27 Gennaio
Ogni anno, in questo giorno, il nostro pensiero va alle vittime di quella pagina nera della storia dell’umanità, l’Olocausto.
Le iniziative per Ricordare sono numerose. Letteratura, cinema, radio e televisione ci offrono molti spunti per riflettere.
Oggi vorrei parlarvi di un libro in particolare, che mi aveva colpito molto. L’ho letto proprio in occasione del Giorno della Memoria di due anni fa, in occasione del mio Servizio Civile in biblioteca. L’albero di Anne, Orecchio Acerbo editore, di Irène Cohen-Janca, con le illustrazioni di Maurizio A.C. Quarello.
Anche in questo caso si tratta di un albo illustrato per bambini (età di lettura consigliata dai 9 anni). Credo che sia importante educare fin da piccoli quelli che saranno gli adulti di domani. Trasmettergli i giusti valori e la nostra memoria, soprattutto sui fatti come questo.

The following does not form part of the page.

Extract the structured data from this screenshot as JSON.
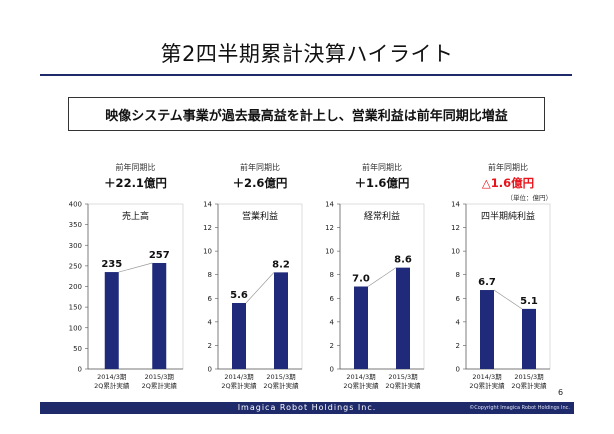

La particolarità del libro è il punto di vista. Infatti a raccontarci questa storia è un vecchio ippocastano.
Questo ippocastano si trova in un giardino, al numero 263, Canal de l’Empereur di Amsterdam. Da 150 anni dona l’ombra agli innamorati, le proprie castagne ai bambini, per i loro giochi, e agli anziani, per curare i reumatismi. Offre riparo agli uccelli e cede la propria chioma ai giochi del vento. Ma cosa più importante, è uno spiraglio di speranza e bellezza per una ragazzina di 13 anni, Anna, costretta a stare nascosta in casa, le tiene compagnia, regalandole l’alternarsi delle stagioni, per due anni.
Ora, dopo 150 anni, l’albero ormai ammalato, rischia di essere abbattuto, ma nonostante questo, l’ippocastano, di ricordi, non è preoccupato per i parassiti che lo intaccano, bensì per parassiti più pericolosi: i tarli della memoria. “Quelli che vorrebbero intaccare, fino a negarlo, il ricordo di Anne Frank”.
Triste, ma allo stesso tempo bello. Uomo e natura legati da un accordo intimo. Arricchito da illustrazioni che ben rappresentano il ricordo, il declino dell’albero che sembra dare il suo addio al mondo, mentre ricorda le brutture della guerra. Un modo delicato per raccontare quello che è successo in quegli anni, e quello che non dovrà accadere mai più.